What I appreciate is that Downes doesn’t say this is A Bad Thing, but that we should notice and reflect on these things. For example, I’ve found it really useful to use AI with my MSc studies and to understand (and accelerate) some of the client work I’ve been involved with.
What's important is to notice what's happening. When I use AI to select the posts I read in my RSS reader, I'm finding more from the categories I've defined, but I'm missing the new stuff from categories that might not exist yet - the oft-referenced filter bubble. Also, I'm missing the ebb and flow of the undercurrent, of the comings and goings, of the stuff that seems off topic and doesn't matter - and yet, to someone who dwells in the debris like me, it does.

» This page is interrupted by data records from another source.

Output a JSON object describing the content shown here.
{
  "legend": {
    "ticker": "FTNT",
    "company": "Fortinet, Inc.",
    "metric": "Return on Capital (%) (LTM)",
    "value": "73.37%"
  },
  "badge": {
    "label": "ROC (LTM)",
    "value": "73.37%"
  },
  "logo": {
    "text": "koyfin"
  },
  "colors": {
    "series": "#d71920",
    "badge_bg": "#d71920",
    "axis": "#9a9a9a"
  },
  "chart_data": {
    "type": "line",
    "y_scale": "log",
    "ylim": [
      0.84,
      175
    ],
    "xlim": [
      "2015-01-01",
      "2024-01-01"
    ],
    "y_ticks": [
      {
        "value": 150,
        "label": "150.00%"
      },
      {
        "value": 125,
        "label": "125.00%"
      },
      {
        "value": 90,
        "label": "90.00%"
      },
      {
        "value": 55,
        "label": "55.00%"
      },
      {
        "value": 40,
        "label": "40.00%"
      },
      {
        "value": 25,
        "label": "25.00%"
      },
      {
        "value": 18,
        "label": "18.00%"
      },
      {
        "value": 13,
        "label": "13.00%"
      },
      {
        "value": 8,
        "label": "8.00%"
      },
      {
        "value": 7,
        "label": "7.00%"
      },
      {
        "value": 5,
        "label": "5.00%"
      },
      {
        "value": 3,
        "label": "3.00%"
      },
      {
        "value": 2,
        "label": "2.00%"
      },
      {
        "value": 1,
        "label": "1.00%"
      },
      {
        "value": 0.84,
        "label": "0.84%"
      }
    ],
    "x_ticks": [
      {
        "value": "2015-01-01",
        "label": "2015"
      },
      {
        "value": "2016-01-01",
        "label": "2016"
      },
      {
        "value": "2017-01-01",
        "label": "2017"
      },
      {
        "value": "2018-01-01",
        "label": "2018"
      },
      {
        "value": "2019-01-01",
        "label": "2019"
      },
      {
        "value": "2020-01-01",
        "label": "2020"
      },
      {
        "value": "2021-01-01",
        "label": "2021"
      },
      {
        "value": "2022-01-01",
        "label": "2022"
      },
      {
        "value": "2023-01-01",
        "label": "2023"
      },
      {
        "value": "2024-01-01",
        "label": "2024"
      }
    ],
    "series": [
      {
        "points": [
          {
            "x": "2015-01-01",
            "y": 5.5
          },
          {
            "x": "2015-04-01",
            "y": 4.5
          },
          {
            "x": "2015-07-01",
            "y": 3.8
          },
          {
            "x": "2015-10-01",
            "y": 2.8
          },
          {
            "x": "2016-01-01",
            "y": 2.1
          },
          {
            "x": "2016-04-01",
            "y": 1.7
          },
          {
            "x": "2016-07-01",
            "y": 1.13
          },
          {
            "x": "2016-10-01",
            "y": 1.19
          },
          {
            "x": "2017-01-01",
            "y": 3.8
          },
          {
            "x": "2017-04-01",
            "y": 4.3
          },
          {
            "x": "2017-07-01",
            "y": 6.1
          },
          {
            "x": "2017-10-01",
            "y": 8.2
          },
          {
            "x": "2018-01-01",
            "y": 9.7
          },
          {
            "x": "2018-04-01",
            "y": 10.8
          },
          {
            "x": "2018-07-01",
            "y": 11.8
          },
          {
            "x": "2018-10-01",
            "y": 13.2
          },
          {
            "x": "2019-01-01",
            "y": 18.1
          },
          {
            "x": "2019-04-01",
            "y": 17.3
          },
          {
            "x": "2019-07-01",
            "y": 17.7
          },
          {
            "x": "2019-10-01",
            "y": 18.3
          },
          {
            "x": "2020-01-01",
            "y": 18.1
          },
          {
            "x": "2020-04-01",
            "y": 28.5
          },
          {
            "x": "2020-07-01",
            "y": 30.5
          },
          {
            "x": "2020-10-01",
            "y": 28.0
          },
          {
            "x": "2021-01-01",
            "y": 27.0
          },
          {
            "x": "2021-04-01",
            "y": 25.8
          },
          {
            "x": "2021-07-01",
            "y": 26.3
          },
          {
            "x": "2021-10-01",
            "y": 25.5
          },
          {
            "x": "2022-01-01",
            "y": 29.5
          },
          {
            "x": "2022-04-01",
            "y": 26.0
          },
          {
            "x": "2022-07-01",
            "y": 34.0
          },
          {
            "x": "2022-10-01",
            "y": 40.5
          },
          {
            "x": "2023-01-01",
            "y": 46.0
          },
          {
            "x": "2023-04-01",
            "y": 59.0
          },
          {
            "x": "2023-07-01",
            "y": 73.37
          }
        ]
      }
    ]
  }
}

Source: AI Drift | Half an Hour
This is what I’m calling ‘AI drift’ in humans. It’s this phenomenon whereby you sort of ‘drift’ into new patterns and habits when you’re in an AI environment. It’s not the filter bubble; that’s just one part of it. It’s the influence it has over all our behaviour. One of those patterns, obviously, is that you start relying on the AI more do do things. But also, you stop doing some of the things you used to do - not because the AI is handling it for you, because as in this case it might not be helping at all, but because you just start doing other things.
AI drift isn’t inherently good, and it isn’t inherently bad. It just is. It’s like that quote often attributed to McLuhan: “We become what we behold. We shape our tools and then our tools shape us.” Recognizing AI drift is simply recognizing how we’re changing as we use new tools. We then decide whether we like that change or not. In my own case, it comes with some mixed feelings. But that’s OK. I wouldn’t expect anything else.